すべての臨床試験の結果報告を―WHOが研究者に呼びかけ

すべての臨床試験の結果報告を―WHOが研究者に呼びかけ

臨床試験における透明性の欠如は、研究者の間で長く議論されてきたテーマだ。米国で実施される臨床試験の半分は報告されないままだが、同国の法律で、臨床試験の結果は1年以内に公開しなければならないと定められている。違反した場合、臨床試験に関わった研究者は助成金を失うリスクを負うだけでなく、1日あたり1万米ドル(約100万円)もの罰金が科される可能性がある。それにも関わらず、臨床試験の結果が十分に公開されない状況が続いている。背景にある主な理由の1つは、試験結果が否定的であったり不確定であったりした場合、研究者がそれを公表しない傾向があるためだ。一方で、そうした結果は、他の研究者や被験者にとってはメリットとなる場合がある。

世界保健機関(WHO)は、臨床試験を行う研究者のモラルや倫理的責任の重要性を認め、臨床試験結果の公開に関する声明を発表した。声明では「過去に実施されたものも含め、臨床試験で得られた知見は開示すべき」であり、「開示することで、被験者は十分な情報を得た上で判断することができ、資金や時間が似たような試験に費やされる無駄が省かれ、また医学の進歩の妨げをなくすことができる」と述べられている。WHOがまとめた報告期限は次の通り:

1. 臨床試験による主要な知見は、試験終了から12か月以内に査読付きジャーナルに投稿し、特段の事情がない限りオープンアクセス形式で公開する。もしくは試験終了から遅くとも24か月以内に何らかの方法で公開する。

2. 1に加え、重要な結果は、試験終了から12か月以内に、主要な臨床試験レジストリの結果欄に登録して公開する。レジストリに結果を集積するデータベースがない場合は、治験依頼元の規制当局、資金提供者、または治験責任医師の、一般に無料公開されて検索可能な機関ウェブサイトにて結果を登録する。

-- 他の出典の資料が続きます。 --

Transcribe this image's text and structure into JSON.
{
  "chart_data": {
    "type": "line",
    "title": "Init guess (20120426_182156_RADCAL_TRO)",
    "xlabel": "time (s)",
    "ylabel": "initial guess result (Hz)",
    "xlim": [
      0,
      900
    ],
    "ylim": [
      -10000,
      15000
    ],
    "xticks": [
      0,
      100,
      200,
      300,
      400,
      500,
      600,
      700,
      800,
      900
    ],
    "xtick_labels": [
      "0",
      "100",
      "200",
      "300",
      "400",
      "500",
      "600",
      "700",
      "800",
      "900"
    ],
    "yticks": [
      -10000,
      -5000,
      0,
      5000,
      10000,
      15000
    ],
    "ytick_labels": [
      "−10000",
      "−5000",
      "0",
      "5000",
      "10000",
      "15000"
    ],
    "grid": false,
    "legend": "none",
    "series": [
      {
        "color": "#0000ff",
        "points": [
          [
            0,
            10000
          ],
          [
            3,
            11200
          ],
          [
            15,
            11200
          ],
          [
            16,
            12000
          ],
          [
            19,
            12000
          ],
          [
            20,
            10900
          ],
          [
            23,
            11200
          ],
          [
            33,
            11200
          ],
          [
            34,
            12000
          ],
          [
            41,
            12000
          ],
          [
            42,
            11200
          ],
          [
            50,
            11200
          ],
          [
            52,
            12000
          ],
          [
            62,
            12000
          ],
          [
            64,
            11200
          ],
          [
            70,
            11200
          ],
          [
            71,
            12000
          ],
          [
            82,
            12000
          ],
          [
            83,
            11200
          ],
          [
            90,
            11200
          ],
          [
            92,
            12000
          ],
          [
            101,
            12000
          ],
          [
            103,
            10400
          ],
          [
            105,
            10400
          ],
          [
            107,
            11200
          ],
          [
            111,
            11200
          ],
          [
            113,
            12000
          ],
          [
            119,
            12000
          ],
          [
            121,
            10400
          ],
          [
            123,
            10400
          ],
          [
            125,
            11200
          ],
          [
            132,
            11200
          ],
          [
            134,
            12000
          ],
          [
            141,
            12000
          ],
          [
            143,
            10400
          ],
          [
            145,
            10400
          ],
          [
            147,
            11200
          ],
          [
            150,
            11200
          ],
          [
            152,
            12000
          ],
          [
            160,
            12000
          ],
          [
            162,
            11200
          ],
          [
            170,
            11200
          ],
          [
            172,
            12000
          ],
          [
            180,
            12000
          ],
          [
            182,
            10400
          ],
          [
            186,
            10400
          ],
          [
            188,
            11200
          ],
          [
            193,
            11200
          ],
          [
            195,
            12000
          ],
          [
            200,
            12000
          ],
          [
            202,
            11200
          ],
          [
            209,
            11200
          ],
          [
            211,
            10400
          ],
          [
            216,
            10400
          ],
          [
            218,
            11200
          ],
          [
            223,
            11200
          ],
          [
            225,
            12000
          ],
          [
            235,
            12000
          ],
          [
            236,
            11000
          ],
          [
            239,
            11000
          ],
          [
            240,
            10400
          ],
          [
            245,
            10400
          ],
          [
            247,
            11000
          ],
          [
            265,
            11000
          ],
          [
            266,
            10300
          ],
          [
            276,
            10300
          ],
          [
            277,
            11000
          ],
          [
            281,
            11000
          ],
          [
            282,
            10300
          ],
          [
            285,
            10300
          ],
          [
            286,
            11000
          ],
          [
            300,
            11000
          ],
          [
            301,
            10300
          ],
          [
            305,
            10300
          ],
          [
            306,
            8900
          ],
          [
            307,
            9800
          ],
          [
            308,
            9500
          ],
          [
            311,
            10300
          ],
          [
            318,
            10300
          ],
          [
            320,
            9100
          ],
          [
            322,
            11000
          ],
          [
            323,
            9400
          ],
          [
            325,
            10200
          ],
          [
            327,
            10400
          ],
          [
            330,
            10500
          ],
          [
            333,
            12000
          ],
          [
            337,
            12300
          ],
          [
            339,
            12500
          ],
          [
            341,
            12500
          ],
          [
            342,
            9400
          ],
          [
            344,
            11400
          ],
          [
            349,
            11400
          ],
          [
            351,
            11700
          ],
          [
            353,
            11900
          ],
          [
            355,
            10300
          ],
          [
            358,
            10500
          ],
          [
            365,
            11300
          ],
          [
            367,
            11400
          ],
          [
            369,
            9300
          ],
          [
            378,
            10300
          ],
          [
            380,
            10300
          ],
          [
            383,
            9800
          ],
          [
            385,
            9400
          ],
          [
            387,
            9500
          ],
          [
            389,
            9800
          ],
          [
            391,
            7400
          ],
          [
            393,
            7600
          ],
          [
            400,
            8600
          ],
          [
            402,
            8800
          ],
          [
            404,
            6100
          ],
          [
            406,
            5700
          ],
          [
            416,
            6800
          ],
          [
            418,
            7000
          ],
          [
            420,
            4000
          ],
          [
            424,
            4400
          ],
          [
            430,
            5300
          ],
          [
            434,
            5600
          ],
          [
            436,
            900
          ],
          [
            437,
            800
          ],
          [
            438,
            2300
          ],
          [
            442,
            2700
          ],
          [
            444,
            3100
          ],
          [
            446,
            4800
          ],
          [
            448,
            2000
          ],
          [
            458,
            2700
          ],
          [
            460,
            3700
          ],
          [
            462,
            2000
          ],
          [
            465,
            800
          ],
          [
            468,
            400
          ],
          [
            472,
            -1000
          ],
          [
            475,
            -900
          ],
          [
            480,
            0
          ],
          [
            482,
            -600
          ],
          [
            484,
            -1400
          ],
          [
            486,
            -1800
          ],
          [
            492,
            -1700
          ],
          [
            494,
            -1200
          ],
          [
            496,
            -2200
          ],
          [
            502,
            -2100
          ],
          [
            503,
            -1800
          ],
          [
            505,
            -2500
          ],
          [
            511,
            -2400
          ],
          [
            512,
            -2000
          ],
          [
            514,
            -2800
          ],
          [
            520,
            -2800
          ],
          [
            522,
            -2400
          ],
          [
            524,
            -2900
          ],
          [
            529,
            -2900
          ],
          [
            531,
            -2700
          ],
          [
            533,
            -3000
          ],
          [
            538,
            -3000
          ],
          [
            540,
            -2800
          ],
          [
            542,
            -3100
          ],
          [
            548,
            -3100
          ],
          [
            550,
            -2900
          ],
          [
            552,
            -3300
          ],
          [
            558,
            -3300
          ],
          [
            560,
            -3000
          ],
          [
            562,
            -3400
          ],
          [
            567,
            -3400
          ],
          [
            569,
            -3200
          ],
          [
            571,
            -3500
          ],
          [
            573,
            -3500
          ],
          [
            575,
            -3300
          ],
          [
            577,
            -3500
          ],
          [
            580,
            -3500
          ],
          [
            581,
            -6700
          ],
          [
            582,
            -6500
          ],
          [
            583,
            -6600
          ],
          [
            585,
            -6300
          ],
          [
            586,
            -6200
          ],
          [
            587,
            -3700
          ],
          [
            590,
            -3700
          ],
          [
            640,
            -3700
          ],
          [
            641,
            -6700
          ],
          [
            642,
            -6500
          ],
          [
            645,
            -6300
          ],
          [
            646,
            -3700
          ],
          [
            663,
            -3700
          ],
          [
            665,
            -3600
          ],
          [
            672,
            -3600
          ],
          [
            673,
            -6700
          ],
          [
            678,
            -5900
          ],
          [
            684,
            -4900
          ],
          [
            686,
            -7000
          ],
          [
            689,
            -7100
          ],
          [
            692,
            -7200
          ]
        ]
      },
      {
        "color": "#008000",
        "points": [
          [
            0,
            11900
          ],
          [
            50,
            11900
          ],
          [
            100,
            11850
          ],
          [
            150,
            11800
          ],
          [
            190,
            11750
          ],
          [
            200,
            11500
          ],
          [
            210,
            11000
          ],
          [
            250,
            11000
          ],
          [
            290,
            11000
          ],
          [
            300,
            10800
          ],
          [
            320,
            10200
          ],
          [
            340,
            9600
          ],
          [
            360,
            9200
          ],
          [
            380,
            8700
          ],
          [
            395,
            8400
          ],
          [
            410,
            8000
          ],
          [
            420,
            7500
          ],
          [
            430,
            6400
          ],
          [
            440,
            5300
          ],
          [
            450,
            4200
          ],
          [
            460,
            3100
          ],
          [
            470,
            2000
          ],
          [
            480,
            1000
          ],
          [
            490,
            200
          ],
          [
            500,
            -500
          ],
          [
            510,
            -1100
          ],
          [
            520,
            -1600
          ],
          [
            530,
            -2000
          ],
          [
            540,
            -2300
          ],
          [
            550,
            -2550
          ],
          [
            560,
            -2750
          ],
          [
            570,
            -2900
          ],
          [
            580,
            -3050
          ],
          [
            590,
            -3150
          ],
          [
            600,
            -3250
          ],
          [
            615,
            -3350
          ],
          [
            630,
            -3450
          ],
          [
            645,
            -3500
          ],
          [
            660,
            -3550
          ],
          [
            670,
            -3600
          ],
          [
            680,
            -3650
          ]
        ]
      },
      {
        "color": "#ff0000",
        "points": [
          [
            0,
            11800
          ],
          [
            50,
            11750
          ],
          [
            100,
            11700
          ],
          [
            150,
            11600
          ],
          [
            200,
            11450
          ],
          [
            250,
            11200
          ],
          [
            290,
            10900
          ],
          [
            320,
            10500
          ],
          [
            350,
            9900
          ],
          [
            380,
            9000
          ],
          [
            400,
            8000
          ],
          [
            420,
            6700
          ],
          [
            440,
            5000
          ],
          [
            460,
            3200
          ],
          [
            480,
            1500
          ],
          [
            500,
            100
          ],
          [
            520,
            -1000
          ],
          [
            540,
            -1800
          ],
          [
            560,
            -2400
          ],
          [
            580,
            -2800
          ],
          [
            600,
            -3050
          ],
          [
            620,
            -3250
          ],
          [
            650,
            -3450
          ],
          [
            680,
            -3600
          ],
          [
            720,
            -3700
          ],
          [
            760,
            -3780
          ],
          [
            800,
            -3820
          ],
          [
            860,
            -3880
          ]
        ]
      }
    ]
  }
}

声明ではまた、研究者らに対し、臨床試験のあらゆる公開媒体に試験IDや登録コード/番号を記載するよう促している。それらをアブストラクトの一部として掲載すれば、データベースで書誌情報を検索する際に、臨床試験報告書と臨床試験レジストリ内の記録が紐づけしやすくなるからだ。論文に含むべき項目を確認できるチェックリストの参照先として、CONSORT(臨床試験報告に関する統合基準)声明が挙げられている。

多くの専門家はWHOの動きを肯定的に受け止めているが、臨床試験の公開を訴える団体AllTrialsの共同設立者であるBen Goldacre(ベン・ゴルダック)のように「研究者らに確実に報告義務を履行させるには、第三者による監査が必要だ」と主張する人もいる。

臨床試験報告に関するWHOのガイドラインによって、否定的で不確定な結果の公開を躊躇する研究者や助成機関の「出版バイアス」が減るかもしれない。そうなれば、臨床試験の透明性が高まるだけでなく、将来の被験者のリスクも減るだろう。